Walter Hoye: A case study in directed reporting
Last week the Los Angeles Times reported on the pro-life activities of Walter Hoye, who became the first person convicted of breaking a 2008 Oakland, Calif., ordinance that creates an 8-foot buffer zone, or "bubble," around people entering abortion clinics. Some of you will remember that WORLD also profiled Hoye---in a May 9 story written by Lynn Vincent---just after authorities had released him from jail, where he spent 19 days locked in a cell with other prisoners.
L.A. Times reporter Robin Abcarian rightly describes Hoye's conviction, stemming from two Tuesday appearances at Family Planning Specialists Medical Group in the spring, where he tried to talk women out of ending their pregnancies. And that Hoye looks more "like actor Don Cheadle than a public menace." But the rest of the story---while giving space to Hoye's own words---delivers a few amazing sucker punches that display the profound difference that reporters' perspectives bring to the abortion debate.
The L.A. Times paints Hoye as a black recruit of "white Roman Catholic antiabortion activists," whose soft voice used during sidewalk counseling, according to a clinic escort, "implied intimacy" and was "inappropriate." (Never mind that clinic operators historically have complained that pro-lifers yell or call out to patients.) The article also tries to link Hoye's persistently mild-mannered protest to the murder of abortionist George Tiller: "Until the May 31 slaying of Kansas abortion provider Dr. George Tiller, this sort of clash seemed an artifact of the 1990s. . . ."
In contrast, Hoye told Lynn he got into pro-life activism because of the high rate of abortion among African-Americans (and about one in three Oakland residents is black). With census figures showing that deaths exceed live births among African-Americans, Hoye said, "We're no longer replacing ourselves. . . . So we're not using terms like holocaust and genocide just to elicit a response. It's the truth."
The L.A. Times story repeatedly refers to the Oakland "law," which is in fact an ordinance passed by the city council in December 2007 at the urging of clinic managers. It refers to the patients as "victims," yet notes that none of the patients at the clinic complained to police or testified against Hoye. Clinic Executive Director Jackie Barbic called police and brought charges.
L.A. Times: "Barbic and three escorts testified that by approaching them, Hoye was 'intimidating' and 'aggressive,' though he never said anything unkind."
WORLD: "In 2007, pro-abortion clinic 'escorts' began to show up in groups, surrounding Hoye and impeding his movement. They blocked his sign with sheets of blank cardboard and shouted down his low-key offers of help."
Even a videotape used in court as documentation of Hoye's activities is seemingly subject to interpretation.
L.A. Times: "Earlier, the jury watched a videotape of Barbic, the executive director, confronting Hoye and crisply marking off 8 feet with a tape measure.
"'I said, "Mr. Hoye, maybe you aren't so good at math, but this is 8 feet, and I need you to stay 8 feet from the patients and staff,"' Barbic testified. She said he approached her, and she told him, 'You're frightening me. You're scaring me. Please move away from me.'"

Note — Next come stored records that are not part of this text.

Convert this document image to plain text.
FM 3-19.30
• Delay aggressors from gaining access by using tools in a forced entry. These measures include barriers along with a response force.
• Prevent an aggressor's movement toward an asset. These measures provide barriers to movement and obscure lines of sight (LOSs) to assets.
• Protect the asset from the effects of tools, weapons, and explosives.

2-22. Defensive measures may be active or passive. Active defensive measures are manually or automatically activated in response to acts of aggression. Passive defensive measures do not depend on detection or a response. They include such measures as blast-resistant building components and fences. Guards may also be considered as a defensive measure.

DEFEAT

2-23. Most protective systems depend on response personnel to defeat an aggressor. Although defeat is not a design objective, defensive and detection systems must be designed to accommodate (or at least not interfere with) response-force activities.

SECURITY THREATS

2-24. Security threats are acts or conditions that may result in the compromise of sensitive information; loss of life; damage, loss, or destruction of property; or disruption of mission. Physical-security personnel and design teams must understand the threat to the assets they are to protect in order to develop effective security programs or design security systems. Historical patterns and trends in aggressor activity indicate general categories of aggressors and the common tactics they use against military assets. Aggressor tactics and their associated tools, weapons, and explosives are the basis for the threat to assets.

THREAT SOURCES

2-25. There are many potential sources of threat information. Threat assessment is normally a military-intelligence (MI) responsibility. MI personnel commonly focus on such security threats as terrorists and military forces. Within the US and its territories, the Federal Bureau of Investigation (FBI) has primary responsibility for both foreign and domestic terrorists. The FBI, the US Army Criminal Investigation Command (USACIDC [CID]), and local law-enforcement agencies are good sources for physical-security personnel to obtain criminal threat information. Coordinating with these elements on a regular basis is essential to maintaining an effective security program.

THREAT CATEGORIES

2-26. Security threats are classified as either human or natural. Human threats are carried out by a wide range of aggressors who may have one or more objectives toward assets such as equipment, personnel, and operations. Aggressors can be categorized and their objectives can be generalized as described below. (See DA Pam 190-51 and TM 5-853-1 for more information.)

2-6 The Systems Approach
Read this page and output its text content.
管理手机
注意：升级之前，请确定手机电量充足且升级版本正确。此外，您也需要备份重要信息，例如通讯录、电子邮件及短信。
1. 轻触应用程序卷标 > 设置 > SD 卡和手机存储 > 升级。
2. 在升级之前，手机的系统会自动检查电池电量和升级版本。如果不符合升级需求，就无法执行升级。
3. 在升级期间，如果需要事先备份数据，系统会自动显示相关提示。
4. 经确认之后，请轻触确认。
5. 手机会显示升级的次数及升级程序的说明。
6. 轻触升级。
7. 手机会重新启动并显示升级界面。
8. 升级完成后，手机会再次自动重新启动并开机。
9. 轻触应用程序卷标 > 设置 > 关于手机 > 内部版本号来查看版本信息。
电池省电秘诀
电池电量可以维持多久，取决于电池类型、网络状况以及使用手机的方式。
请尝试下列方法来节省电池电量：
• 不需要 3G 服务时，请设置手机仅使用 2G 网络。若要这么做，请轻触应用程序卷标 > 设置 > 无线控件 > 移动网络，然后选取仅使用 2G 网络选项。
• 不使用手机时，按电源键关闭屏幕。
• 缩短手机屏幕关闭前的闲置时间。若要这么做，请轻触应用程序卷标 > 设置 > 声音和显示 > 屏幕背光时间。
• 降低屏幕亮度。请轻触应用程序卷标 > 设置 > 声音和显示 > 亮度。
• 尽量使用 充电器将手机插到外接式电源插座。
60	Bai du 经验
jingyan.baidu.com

WORLD: "[Hoye's] attorneys possessed four hours of uncut videotape documenting Hoye's activities outside the clinic on the dates in question. At trial in January 2009, the tapes impeached the testimony of clinic director Jackie Barbic, who claimed that Hoye repeatedly broke the 8-foot rule and that she and a patient had to put up their hands to fend him off. Instead, the tapes showed Hoye standing still as Barbic approached him; then they showed Hoye walking away."
What both stories do agree on is that jurors found Hoye guilty of violating the ordinance. He served jail time rather than accept a plea bargain that would have required him to pay a fine and stay away from the clinic, and now he's back on the job, keeping vigilance outside the clinic again while his attorneys challenge the city's ordinance in federal court. This is a story we plan to continue to follow, and perhaps the Los Angeles Times will too.